I governi Prodi II, Monti, Letta e Draghi invano hanno provato ad applicare la direttiva, superiore nella gerarchia delle fonti e anche del tipo self-executing (non servono norme attuative, e i giudici la possono applicare direttamente, anche contro qualunque legge nazionale). Mentre altri esecutivi come il Berlusconi IV, il Conte I e II hanno eretto le barricate sulle quali ora anche Meloni prende tempo.
Tutto questo, non a tutela di ideologie, diritti, autonomie: ma a difesa di 30 mila imprenditori con diritto acquisito – per alcuni, secolare – di investire poco e senza concorrenti navigando nel sommerso, occupando gran parte delle coste patrie e posti cruciali in sindacati e associazioni produttive. Oltre che nei partiti: con tutto il centrodestra sempre compatto e schierato, i primi M5s e Renzi sensibili interlocutori.
E un Pd diviso tra la linea pro-mercato della segreteria romana e gli eletti liguri, toscani, emiliani a remare dall’altra parte. Un vero campione nazionale all’italiana, cui lo Stato delega la gestione di 8 mila chilometri di lidi (con onori e spesso anche oneri come pulizia e sicurezza).
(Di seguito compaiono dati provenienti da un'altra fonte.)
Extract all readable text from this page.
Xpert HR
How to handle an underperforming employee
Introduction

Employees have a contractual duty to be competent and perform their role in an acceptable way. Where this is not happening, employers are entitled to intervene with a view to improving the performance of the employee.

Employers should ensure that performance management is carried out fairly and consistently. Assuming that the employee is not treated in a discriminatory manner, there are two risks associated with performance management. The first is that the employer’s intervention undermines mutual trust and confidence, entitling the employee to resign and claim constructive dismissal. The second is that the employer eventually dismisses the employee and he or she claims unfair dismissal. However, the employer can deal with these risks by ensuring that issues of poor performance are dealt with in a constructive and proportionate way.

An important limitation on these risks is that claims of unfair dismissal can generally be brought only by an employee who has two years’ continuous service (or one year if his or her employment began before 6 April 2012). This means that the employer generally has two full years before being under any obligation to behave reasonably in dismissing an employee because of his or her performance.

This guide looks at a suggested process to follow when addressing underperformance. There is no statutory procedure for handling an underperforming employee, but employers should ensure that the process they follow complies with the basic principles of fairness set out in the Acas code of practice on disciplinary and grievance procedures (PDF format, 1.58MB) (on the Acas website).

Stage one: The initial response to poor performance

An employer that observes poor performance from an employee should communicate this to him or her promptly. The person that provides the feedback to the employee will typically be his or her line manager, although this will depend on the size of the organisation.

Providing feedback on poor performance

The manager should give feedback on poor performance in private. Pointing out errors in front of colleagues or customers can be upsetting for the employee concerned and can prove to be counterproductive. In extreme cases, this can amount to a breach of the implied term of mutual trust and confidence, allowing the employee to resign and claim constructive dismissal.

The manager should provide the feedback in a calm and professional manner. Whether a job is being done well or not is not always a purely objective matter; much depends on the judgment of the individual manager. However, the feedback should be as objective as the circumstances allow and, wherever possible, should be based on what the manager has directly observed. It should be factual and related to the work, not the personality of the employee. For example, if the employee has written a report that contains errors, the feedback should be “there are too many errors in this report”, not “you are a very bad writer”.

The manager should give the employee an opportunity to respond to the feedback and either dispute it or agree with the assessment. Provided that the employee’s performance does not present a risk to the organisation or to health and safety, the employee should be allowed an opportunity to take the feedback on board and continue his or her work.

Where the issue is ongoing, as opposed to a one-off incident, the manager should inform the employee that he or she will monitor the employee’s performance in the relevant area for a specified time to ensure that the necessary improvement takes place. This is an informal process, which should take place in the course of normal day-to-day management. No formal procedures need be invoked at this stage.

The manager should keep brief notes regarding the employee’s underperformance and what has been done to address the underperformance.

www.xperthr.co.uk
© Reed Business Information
Già la prima ricezione della direttiva, da parte del secondo governo Prodi, è complessa: la difficoltà ad ammortizzare gli investimenti dei balneari più recenti induce a chiedere una proroga al 2015, dopo che l’Ue aveva aperto una procedura d’infrazione. Poi l’ultimo governo Berlusconi, in un quadro di peggioramento dei rapporti con l’Europa che sfocerà nella crisi dello spread e nelle dimissioni di fine 2011, propone di assegnare ai concessionari diritti di superficie per 90 anni, e di rendere le gare semplici “istanze”: ma i rilievi di Bruxelles e le perorazioni del Quirinale (un prologo alla lettera del presidente Mattarella di venerdì scorso) riducono a 20 anni il diritto di superficie mantenendo le gare (ma dal 2015). Salvo che a fine 2012, su mozione bipartisan Pd/Pdl, anche il premier Mario Monti, paladino della concorrenza quando guidava l’antitrust Ue, deve subire altri cinque anni di proroga: fino al 2020.
Vano è il tempo del centrosinistra da Letta a Renzi a Gentiloni. E prima della nuova scadenza l’esecutivo Conte I scrive la nuova proroga, stavolta al 2033, per l’impulso del ministro leghista Gian Marco Centinaio. Proroga prorogata nel decreto Agosto 2020 (tutti al mare!) dal Conte II giallorosso. È troppo: a fine anno l’Ue apre un’altra procedura d’infrazione, e il ricorso del Comune di Lecce al Tar porta alla sentenza del Consiglio di Stato, che a novembre 2021, dichiara l’ennesima proroga illegittima e contraria alle norme Ue.
Un assist indiretto per il governo Draghi, che sta per nascere e approfitta del Pnrr per impegnarsi sulla concorrenza e l’apertura di vari settori al mercato, tra cui proprio il turismo. È la legge 2022, che recepisce le indicazioni del Consiglio di Stato e lascia tutto il 2023, con deroga di un anno per i casi controversi, per i nuovi bandi di concessione. Quella norma dava tempo fino al 27 febbraio (domani) per avviare la mappatura dei litorali. E qui il Milleproroghe del governo Meloni pensa bene di spostarla al 27 luglio, indicando fine 2024 per i bandi. Un’altra estate prorogata ai soliti noti sulle spiagge italiane.